THE stage is set for the heavyweight show-down of the decade in Queensland racing which some have likened to a Mike Tyson – Evander Holyfield confrontation.

In the ‘red corner’ we have Bob the Builder Bentley and in the ‘blue’ Kevin the Harness King Seymour. The bout could well decide who has the greatest influence over political power-brokers and industry stake-holders.

This will be a contest limited to three rounds – one for each code – and whilst low blows and ear biting will be banned, an unlimited amount of back-stabbing will be permitted. And why shouldn’t it be? Behind-the-scenes in Queensland racing it has become an accepted art-form.

These are arguably the two best credentialed heavyweights that the industry can produce. Forget about the Racing Minister – he will struggle to graduate from feather to lightweight division before the voters of Queensland decide whether to deliver the knockout blow.

The word has been strong for several months that battle-lines were being drawn between Bob the Builder and Kevin the Harness King.
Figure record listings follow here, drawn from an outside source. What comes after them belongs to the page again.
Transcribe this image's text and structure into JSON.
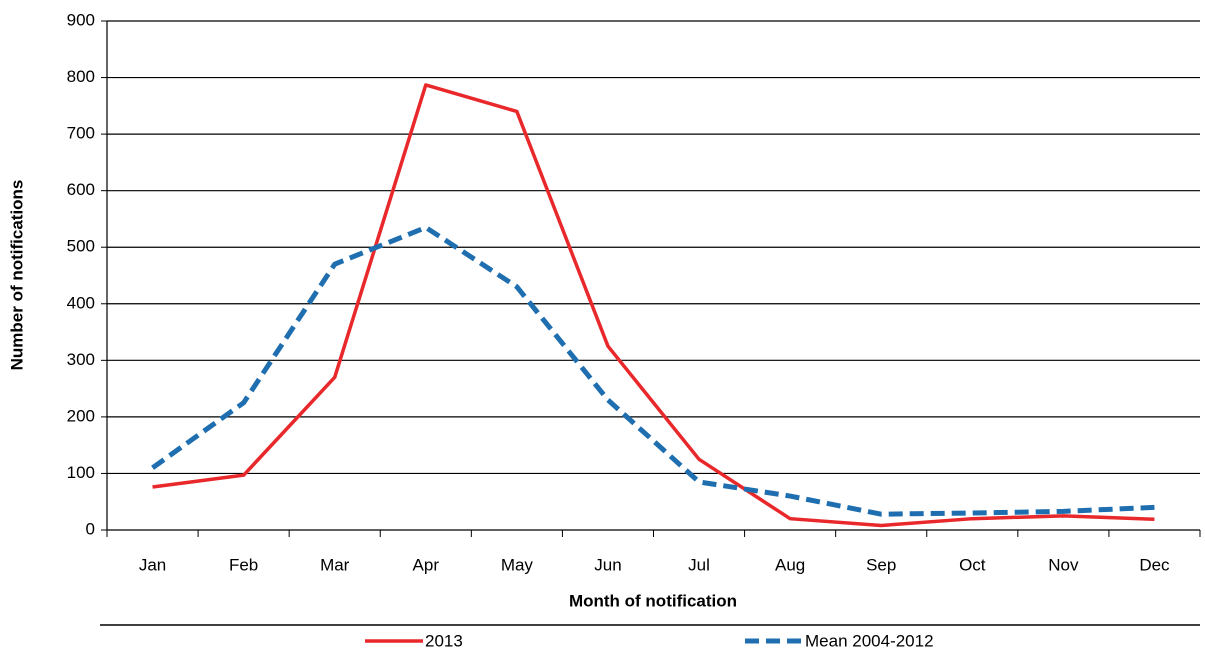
{
  "chart_data": {
    "type": "line",
    "x_label": "Month of notification",
    "y_label": "Number of notifications",
    "categories": [
      "Jan",
      "Feb",
      "Mar",
      "Apr",
      "May",
      "Jun",
      "Jul",
      "Aug",
      "Sep",
      "Oct",
      "Nov",
      "Dec"
    ],
    "series": [
      {
        "name": "2013",
        "color": "#e8282b",
        "dashed": false,
        "values": [
          76,
          97,
          270,
          787,
          740,
          325,
          125,
          20,
          8,
          20,
          25,
          19
        ]
      },
      {
        "name": "Mean 2004-2012",
        "color": "#1f6fb0",
        "dashed": true,
        "values": [
          110,
          225,
          470,
          535,
          430,
          230,
          85,
          60,
          28,
          30,
          33,
          40
        ]
      }
    ],
    "ylim": [
      0,
      900
    ],
    "yticks": [
      0,
      100,
      200,
      300,
      400,
      500,
      600,
      700,
      800,
      900
    ],
    "grid": true,
    "legend": "bottom"
  }
}
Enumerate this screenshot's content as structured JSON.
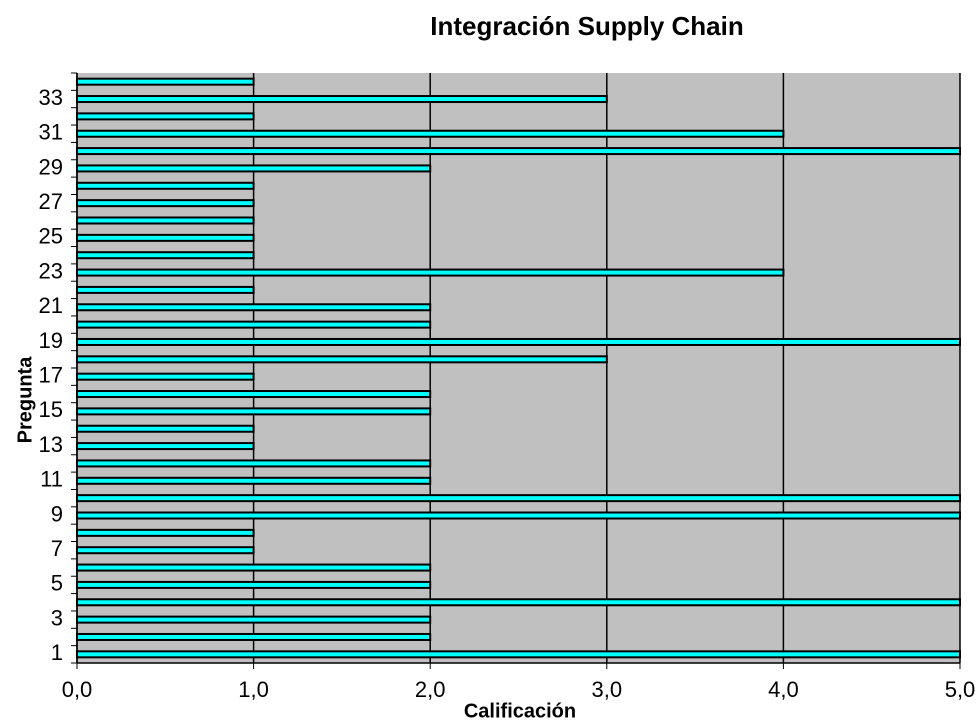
{
  "chart_data": {
    "type": "bar",
    "orientation": "horizontal",
    "title": "Integración Supply Chain",
    "x_label": "Calificación",
    "y_label": "Pregunta",
    "categories": [
      "1",
      null,
      "3",
      null,
      "5",
      null,
      "7",
      null,
      "9",
      null,
      "11",
      null,
      "13",
      null,
      "15",
      null,
      "17",
      null,
      "19",
      null,
      "21",
      null,
      "23",
      null,
      "25",
      null,
      "27",
      null,
      "29",
      null,
      "31",
      null,
      "33",
      null
    ],
    "values": [
      5,
      2,
      2,
      5,
      2,
      2,
      1,
      1,
      5,
      5,
      2,
      2,
      1,
      1,
      2,
      2,
      1,
      3,
      5,
      2,
      2,
      1,
      4,
      1,
      1,
      1,
      1,
      1,
      2,
      5,
      4,
      1,
      3,
      1
    ],
    "color": "#00ffff",
    "background": "#c0c0c0",
    "grid": true,
    "xlim": [
      0,
      5
    ],
    "xticks": [
      {
        "value": 0,
        "label": "0,0"
      },
      {
        "value": 1,
        "label": "1,0"
      },
      {
        "value": 2,
        "label": "2,0"
      },
      {
        "value": 3,
        "label": "3,0"
      },
      {
        "value": 4,
        "label": "4,0"
      },
      {
        "value": 5,
        "label": "5,0"
      }
    ]
  }
}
The façade of a supposed unity which shocked so many when harness racing agreed to a three-code marriage has now been shattered well before the honeymoon is over.
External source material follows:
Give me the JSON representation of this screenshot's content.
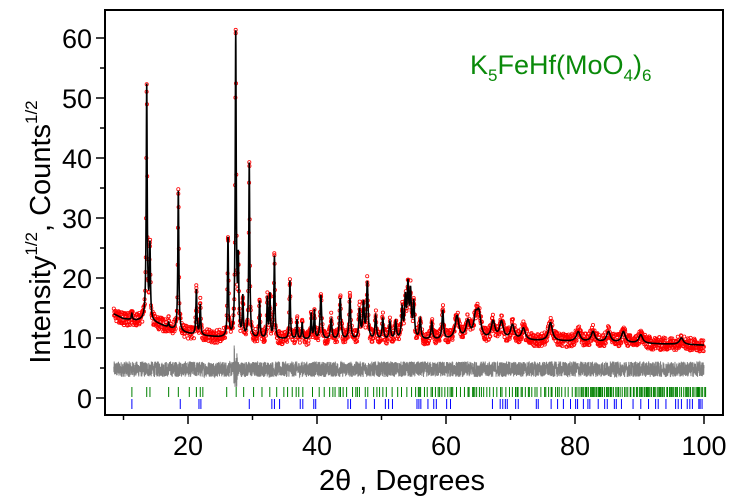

But why would two key players, who the industry believes desperately need each other to achieve their respective goals, want to wage war? Bentley and Seymour are fellow Board members with Tattersalls where King Kev has the major share-holding.

One suspects that Seymour has grudgingly stood back and watched as Bentley – with the support of the Labor Government – has grown more powerful by the year. Seymour may well have turned a blind eye to that had Bentley and the RQ Board not rocked the cradle of his ‘love-child’ – harness racing.

Family and business interests will always take precedence but when it comes to his passion for what many regard as the poor relation to the gallops Seymour can become extremely protective. He is arguably the greatest supporter and has done more to grow the sport than any other individual in this country.

Bentley may have under-estimated Seymour’s determination to protect the future of harness racing in Queensland if he believes changes being proposed are not in the best interests of that code.

There-in lies the reasoning behind the heavy-weight fight that is looming over RQ plans to relocate harness racing from Albion Park. While the industry sits back and watches the soap opera played out in the pages of the Courier-Mail, there are questions that stake-holders are demanding answers to but no-one seems prepared to ask:

So here goes, we will put these forward in the hope that both parties and the Government are forthcoming with some answers before too many more blows are traded:

(1) Why won’t the Government immediately release details of their master plan for harness and greyhound racing, including what these major developments at Deagon and Ipswich will cost; how they will be financed; and what consultation took place?

(2) Why has Racing Queensland turned its back on the previously accepted Logan greyhound development and why can’t Albion Park be retained and the grandstand repaired to accommodate both codes in their current location?

(3) Has Mr Seymour put a blue-print for the future of harness racing to the LNP in the event that it wins Government and does that involve heavy expenditure at the expense of the greyhound industry which now claims to attract better turnover?

(4) Are the rumors sweeping the racing industry correct that Mr Seymour wants to buy Albion Park or does he prefer to see harness racing remain at that venue?

(5) As a major property developer, does Mr Seymour already own land in or near the Albion Park Paceway and what are his plans for that land?

(6) The Government might like to explain what is going on with Parklands where the dogs was closed and the harness racing is to be closed supposedly because the land is needed for hospital parking. It was recently suggested that this is not the case and that Parklands will be retained as a possible venue in case Gold Coast wins the Commonwealth Games hosting rights. If that's the case why can't the dogs stay there until then?

(7) When will the gallops trainers, currently using the Deagon complex, be forced to relocate and what does the future hold for stabling in the area? In other words will they be able to retain or sell properties as stabling complexes or are there plans for Council re-zoning of the area?

Rather than offer challenges and trade verbal blows in the media, perhaps all parties concerned would like to provide the answers to the above questions.

More to the point the time has come for the Bligh Government to get off its back-side and allow Racing Minister Lawlor to lift the veil of secrecy on plans for the three codes so that all the rumor and innuendo can be silenced before it does any more damage to the industry in Queensland.